I replied: “In Thailand, if you are a Thai citizen, you can buy land, and you get a title deed. You are then free to sell that or buy other land as you please. Even the government, if they want your land for a project, like a road, they have to buy it from you at a reasonable market value.”

Aung Win’s eyes widened. “Really? Here it is not like that. The government can just take [the land], no need to pay. I live near Scott Market [now Bogyoke Aung San Market], the area is getting prosperous.

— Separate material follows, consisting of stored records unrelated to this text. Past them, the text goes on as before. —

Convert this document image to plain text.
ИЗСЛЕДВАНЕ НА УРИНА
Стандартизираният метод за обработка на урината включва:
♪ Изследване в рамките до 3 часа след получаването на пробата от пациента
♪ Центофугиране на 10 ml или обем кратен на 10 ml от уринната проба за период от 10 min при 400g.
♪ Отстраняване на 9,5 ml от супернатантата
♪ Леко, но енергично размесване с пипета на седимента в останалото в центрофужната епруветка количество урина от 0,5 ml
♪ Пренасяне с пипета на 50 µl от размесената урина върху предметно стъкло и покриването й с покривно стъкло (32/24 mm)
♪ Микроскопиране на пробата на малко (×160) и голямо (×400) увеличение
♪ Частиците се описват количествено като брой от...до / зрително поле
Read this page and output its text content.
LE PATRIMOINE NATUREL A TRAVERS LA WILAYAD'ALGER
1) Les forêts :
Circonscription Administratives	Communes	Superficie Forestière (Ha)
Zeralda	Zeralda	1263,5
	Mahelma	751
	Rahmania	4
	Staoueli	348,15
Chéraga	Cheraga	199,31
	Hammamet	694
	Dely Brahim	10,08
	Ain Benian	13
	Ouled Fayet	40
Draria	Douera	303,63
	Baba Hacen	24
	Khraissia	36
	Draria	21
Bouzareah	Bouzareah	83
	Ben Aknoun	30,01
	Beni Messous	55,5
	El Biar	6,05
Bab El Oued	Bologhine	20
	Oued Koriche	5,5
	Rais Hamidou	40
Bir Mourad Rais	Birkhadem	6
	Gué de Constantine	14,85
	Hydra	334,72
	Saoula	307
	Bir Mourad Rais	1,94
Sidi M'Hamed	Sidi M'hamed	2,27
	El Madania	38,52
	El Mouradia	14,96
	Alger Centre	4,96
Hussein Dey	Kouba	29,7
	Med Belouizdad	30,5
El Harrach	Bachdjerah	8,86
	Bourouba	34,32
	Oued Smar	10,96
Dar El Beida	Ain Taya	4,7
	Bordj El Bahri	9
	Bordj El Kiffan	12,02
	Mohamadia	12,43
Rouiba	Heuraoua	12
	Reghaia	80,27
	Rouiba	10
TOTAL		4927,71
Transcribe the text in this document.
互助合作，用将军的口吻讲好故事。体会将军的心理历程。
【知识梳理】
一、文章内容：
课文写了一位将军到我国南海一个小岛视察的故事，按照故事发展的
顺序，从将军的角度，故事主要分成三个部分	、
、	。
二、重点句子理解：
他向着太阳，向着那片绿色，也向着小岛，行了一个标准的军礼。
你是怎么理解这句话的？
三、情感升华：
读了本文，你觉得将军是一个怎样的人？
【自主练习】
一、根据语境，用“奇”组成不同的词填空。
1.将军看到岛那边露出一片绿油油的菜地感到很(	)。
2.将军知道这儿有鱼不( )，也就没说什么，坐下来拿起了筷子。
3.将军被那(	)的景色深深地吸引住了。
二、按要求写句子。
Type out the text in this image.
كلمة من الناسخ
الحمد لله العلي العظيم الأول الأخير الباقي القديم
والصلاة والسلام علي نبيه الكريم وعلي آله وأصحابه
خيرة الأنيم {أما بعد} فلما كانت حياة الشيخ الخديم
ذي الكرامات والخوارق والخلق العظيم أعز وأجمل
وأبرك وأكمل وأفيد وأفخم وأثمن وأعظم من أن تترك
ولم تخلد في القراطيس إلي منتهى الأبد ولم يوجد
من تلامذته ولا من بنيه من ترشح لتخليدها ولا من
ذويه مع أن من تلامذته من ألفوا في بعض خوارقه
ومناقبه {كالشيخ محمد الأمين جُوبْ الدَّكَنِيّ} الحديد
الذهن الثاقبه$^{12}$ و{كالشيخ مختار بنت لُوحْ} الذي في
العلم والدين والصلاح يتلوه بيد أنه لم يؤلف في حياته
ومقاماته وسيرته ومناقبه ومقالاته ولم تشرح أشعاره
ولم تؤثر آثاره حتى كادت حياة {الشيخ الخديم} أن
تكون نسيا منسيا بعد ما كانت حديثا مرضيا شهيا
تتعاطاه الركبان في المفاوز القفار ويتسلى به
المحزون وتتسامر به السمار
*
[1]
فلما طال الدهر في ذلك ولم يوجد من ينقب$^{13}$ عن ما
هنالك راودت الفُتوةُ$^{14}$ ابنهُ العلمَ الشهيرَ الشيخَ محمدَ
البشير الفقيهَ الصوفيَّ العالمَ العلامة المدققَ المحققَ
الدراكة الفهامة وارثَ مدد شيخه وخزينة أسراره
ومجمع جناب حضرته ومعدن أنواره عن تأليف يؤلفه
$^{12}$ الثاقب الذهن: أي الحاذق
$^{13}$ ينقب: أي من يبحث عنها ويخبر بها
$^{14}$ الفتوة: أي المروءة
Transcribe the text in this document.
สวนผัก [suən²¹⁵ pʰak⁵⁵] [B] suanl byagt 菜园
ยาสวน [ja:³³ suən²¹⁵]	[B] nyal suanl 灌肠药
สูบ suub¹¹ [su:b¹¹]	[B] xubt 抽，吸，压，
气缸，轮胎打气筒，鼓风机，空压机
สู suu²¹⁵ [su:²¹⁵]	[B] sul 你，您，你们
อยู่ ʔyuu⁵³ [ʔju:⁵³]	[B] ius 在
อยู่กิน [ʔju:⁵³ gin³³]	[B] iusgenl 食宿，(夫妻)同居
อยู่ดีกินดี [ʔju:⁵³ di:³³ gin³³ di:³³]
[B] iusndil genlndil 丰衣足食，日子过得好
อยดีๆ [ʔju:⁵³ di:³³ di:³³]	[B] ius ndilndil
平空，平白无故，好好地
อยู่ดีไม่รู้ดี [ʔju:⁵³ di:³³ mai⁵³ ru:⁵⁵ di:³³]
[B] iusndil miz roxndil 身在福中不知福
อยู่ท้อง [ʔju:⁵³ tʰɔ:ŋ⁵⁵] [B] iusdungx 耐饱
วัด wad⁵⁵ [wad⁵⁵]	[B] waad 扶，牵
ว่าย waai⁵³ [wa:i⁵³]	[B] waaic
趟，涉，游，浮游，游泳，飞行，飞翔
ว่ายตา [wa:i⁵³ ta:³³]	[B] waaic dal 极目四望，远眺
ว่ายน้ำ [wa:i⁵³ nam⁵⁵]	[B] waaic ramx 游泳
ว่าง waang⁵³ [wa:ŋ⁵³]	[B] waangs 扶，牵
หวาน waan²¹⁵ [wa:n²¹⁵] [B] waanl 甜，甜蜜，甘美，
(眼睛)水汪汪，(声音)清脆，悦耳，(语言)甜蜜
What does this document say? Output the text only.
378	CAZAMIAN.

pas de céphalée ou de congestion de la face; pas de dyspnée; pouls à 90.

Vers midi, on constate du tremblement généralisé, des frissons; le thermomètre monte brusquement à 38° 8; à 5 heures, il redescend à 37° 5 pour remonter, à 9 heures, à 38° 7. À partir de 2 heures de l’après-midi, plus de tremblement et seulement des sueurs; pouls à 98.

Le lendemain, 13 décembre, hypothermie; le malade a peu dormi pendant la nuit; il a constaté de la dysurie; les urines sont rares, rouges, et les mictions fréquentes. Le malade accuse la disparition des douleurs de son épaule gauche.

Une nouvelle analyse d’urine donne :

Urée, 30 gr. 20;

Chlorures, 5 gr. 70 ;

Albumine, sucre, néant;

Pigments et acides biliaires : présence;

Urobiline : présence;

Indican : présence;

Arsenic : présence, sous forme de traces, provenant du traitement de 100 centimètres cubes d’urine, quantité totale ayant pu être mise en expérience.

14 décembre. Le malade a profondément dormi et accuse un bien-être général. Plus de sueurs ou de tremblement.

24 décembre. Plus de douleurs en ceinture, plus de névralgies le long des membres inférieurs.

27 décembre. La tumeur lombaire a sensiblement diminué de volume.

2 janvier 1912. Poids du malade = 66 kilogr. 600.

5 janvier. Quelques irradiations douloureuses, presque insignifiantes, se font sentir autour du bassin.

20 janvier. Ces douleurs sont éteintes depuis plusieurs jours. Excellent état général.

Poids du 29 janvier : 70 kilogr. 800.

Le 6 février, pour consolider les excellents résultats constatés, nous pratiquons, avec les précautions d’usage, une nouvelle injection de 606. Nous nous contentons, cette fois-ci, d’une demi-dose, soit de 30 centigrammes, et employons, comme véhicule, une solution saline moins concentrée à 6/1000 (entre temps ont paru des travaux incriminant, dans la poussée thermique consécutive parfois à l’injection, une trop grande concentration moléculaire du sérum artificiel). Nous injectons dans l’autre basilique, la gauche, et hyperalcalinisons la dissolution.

I worry a lot, if a general or minister decides he wants the land, he can just take it away.” He paused briefly before adding: “No compensation.”

The conversation soon drifted to the events unfolding in Bangkok and the anti-government protests there.

“Here, there is no official news [about the Thai protests],” said Kyaw Kyaw.

We sipped our spiced tea, amidst the buzz of the busy and noisy teashop.

“Do you like Thaksin?” asked Aung Win.

I shook my head, explaining the many instances of alleged corruption, conflict of interest, and cronyism that were prominent features of his and his nominees’ administrations.

“Thaksin was elected but he was far from democratic, even though today he still claims to defend democracy,” I said.

“He disdained the media, harassing and threatening journalists. Thailand used to rank amongst the region’s leading countries in respect of press freedom. That all changed under Thaksin.

“Under Thaksin’s administration, human rights abuses increased, including killings or disappearances of activists and the murder of people in the name of a war on drugs. And he was a friend and business partner of the generals, especially Khin Nyunt.”

Aung Win shook his head. “We liked Thaksin,” he sighed. “We thought that because he was a businessman, he would be good for the people, he would bring prosperity.”

He paused again and then added in a lower tone: “At least you can change your government.”